What do you think about the new site, and what other features would you like to see? Please let us know.!

Site Under Maintenance

Dec. 20, 2024

Apologies to those who have visited the site recently and been greeted with an error message. The site was built using (what is now) a very old version of Python, and it is no longer supported by our web host. We're currently working on rebuilding the site with a newer version, and it will be new and improved. Sorry for the inconvenience!

New look and functionality coming soon

Jan. 19, 2024

The software that the current website runs on is now somewhat old, and my web server is going to stop supporting it at the end of February. So I'm working on rebuilding the corpus website with the newest versions of Python, Django, etc. I will be launching it in about a month (~mid-February). I expect there to be minimal downtime when I make the switch to the new site. The look will be different (sleeker, faster, and more modern), but the site capabilities will be mostly the same. I will be implementing a new and improved version of the parser, however, so results of "stem" searches may be slightly different. If you're currently working with a results set, you might want to download it before the change.

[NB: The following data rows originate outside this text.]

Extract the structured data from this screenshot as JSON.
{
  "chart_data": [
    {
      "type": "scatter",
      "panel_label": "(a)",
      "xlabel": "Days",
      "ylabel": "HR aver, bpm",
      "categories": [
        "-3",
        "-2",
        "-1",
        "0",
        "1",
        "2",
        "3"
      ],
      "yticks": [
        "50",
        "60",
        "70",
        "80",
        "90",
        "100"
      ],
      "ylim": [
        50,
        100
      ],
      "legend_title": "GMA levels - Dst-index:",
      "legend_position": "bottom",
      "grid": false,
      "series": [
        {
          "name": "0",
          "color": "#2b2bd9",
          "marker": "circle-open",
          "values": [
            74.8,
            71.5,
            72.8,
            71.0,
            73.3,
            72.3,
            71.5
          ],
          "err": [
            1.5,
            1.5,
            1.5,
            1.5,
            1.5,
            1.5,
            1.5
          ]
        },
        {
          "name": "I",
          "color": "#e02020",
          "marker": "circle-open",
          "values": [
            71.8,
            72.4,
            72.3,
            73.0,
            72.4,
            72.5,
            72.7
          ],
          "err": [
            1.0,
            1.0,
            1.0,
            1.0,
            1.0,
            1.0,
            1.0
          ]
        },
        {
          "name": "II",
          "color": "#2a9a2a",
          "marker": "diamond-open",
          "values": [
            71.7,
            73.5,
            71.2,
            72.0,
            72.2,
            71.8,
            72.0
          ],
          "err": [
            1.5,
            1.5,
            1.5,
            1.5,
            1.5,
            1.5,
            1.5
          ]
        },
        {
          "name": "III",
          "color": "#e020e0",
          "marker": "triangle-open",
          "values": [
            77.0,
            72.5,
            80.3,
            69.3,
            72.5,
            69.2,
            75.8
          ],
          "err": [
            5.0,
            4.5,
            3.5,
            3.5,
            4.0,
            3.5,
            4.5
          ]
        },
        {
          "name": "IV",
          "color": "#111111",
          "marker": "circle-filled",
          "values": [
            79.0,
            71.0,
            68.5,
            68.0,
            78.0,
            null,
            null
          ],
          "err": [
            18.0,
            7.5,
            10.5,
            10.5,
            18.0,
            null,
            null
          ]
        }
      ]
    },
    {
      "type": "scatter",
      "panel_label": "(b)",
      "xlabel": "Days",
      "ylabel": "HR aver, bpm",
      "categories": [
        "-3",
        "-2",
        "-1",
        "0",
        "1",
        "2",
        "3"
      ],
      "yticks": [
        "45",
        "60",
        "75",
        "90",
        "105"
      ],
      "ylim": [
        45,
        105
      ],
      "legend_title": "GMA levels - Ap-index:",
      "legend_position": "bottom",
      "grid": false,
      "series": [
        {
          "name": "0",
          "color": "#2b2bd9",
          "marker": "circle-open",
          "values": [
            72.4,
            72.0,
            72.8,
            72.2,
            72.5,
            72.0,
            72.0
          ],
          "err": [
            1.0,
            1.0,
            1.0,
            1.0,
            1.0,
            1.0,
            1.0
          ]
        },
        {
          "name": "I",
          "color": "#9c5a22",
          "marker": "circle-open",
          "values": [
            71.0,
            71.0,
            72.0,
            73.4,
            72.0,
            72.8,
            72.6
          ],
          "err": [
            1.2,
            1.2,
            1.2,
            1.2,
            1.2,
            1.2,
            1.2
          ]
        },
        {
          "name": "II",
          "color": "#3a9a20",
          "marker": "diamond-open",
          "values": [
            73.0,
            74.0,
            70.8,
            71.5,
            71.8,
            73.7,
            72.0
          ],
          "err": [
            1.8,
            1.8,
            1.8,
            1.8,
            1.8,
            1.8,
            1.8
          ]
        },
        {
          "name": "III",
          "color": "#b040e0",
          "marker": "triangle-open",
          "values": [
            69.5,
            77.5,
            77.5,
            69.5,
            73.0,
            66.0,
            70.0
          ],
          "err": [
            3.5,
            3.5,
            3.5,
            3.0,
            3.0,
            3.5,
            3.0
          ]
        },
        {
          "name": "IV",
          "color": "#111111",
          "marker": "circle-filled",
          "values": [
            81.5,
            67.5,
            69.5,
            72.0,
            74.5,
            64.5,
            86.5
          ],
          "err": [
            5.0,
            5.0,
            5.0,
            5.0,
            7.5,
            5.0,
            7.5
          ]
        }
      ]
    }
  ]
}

Novels are in the process of being added!

Dec. 30, 2021

It's taken longer than we hoped, but we have been slowly adding the Tunisian novels to the corpus. And, thanks to a small grant from the Georgetown University Graduate School, we are getting all the rest of them transcribed during this winter break. Some lovely folks on Amazon Mechanical Turk, as well as some students in Tunisia, are working on the transcriptions now; as soon as they're done I will QC them and get them loaded onto the corpus site. We have eight novels, four children's books, and three translations that will be added to the "Literature" category.

New Material Soon to Be Added

Dec. 16, 2019

Over the summer, we collected twelve full-length books written in Tunisian Arabic: eight novels, three translations and some short story collections. We are currently seeking funding to digitize them, and will post another update once that is done and they are added to the corpus.